Snapshot Bloat

Hi!

I'm attempting to snapshot my logstash files on EC2 and back them up to an S3 repository. I only have a single dev EC2 instance with dummy data (my prod has multiple instances). I only have a single node for this repo (as confirmed by the `curl -XPOST 'http://localhost:9200/_snapshot/snapshot_name/_verify' command. When I tell curator to make the snapshot, it appears to run correctly, but the disk usage on the S3 is HUGE relative to the original logstash.

For instance, for a given EC2 logstash directory (/logstash-2015.09.28/) that has a du of 164KB, the du on S3 (s3://mys3bucket/snapshots/elasticsearch_backup/indices/logstash-2015.09.28/) is 305MB!

I assume this is not expected behavior? What could be causing this and how do I fix it?

Thanks!

Do you only have a single Elasticsearch node? Also, there is metadata that needs to be stored in the event of a restore.

Hi Aaron, thanks for the response.

That is correct: this cluster is just a single node.

I understand about the metadata, but I do have it set to 'compress: true' in the yml. I wouldn't expect that the metadata be 900x the size of the actual data.

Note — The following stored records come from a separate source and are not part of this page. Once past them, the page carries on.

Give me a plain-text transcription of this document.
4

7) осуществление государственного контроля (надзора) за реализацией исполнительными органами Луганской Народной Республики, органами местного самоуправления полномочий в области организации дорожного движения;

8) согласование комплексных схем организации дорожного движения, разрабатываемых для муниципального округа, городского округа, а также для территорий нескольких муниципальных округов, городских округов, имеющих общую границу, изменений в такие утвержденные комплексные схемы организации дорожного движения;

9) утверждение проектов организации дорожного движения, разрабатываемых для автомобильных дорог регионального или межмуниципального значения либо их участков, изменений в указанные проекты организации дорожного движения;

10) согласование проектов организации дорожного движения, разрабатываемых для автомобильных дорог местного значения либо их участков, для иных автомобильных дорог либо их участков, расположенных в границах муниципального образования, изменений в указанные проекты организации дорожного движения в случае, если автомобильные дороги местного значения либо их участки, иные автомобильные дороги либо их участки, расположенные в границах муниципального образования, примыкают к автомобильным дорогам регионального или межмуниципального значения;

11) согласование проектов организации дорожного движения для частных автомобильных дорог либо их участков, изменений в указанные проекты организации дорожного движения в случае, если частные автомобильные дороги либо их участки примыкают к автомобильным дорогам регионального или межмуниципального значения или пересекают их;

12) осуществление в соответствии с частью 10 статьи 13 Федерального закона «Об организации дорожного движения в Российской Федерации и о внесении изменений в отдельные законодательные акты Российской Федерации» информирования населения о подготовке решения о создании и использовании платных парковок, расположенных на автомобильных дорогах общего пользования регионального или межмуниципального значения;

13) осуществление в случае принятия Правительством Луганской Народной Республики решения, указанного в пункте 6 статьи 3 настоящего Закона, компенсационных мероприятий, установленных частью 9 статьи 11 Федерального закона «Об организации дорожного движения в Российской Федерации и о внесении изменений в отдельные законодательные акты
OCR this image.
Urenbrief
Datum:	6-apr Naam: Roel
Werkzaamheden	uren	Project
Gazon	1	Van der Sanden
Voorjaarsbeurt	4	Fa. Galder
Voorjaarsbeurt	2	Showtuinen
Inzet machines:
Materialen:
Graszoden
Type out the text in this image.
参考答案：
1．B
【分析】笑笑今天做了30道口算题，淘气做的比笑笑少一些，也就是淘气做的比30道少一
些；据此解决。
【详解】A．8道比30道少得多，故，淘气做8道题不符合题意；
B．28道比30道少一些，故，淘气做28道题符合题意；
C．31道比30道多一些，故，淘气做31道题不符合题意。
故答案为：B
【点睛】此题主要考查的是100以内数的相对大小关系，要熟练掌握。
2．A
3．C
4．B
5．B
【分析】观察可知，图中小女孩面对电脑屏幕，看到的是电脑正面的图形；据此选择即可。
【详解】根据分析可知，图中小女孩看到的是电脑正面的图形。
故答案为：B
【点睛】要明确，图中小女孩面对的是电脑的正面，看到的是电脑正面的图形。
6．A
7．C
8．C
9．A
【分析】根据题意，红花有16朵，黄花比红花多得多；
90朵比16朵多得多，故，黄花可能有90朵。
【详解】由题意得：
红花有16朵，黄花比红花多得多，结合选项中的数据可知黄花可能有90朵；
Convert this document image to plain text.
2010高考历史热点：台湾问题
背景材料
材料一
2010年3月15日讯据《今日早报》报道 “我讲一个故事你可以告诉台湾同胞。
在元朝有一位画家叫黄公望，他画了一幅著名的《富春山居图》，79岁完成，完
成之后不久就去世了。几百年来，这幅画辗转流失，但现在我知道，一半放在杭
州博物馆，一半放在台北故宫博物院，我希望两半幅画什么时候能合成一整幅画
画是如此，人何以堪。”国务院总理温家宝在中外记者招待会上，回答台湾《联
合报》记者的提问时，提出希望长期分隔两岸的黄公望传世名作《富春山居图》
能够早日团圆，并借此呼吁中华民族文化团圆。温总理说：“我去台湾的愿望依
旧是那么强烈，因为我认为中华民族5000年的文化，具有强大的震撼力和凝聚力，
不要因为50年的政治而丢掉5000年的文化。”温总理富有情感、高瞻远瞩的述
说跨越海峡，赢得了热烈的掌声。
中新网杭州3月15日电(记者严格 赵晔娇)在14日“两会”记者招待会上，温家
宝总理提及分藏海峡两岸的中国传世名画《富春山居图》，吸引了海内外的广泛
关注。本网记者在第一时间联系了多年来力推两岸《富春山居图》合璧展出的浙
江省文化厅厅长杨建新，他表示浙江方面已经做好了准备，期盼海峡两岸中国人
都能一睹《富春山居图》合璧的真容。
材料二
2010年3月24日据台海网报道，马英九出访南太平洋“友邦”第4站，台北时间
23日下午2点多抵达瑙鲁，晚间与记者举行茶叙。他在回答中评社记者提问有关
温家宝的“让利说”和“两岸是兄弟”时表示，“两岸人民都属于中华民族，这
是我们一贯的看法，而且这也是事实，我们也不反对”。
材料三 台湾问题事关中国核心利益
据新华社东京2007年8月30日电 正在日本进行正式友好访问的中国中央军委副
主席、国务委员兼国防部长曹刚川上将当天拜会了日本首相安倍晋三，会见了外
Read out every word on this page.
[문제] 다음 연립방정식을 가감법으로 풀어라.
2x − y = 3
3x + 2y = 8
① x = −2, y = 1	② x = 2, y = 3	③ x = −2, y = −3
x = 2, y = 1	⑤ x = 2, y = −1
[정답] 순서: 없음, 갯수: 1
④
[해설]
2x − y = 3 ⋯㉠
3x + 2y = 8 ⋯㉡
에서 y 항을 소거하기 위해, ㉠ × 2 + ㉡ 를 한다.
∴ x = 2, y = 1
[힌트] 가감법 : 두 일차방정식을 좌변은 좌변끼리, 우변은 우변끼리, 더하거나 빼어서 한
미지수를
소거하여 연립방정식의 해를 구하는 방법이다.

I've also only done about four or five manual snapshots, so it's not like thousands and thousands of metadata files are stacking up.

For what it's worth, I am using an older version (1.4.4), is this simply an old issue?

Is there anything else that I should investigate?

See: Snapshot module | Elasticsearch Guide [8.11] | Elastic

Specifically:

By setting include_global_state to false it’s possible to prevent the cluster global state to be stored as part of the snapshot.

It may be that the index metadata (which include mapping and other information) and the cluster state are part of the size you're seeing. Without digging into what's actually been stored, these are things I know are stored by default with snapshots.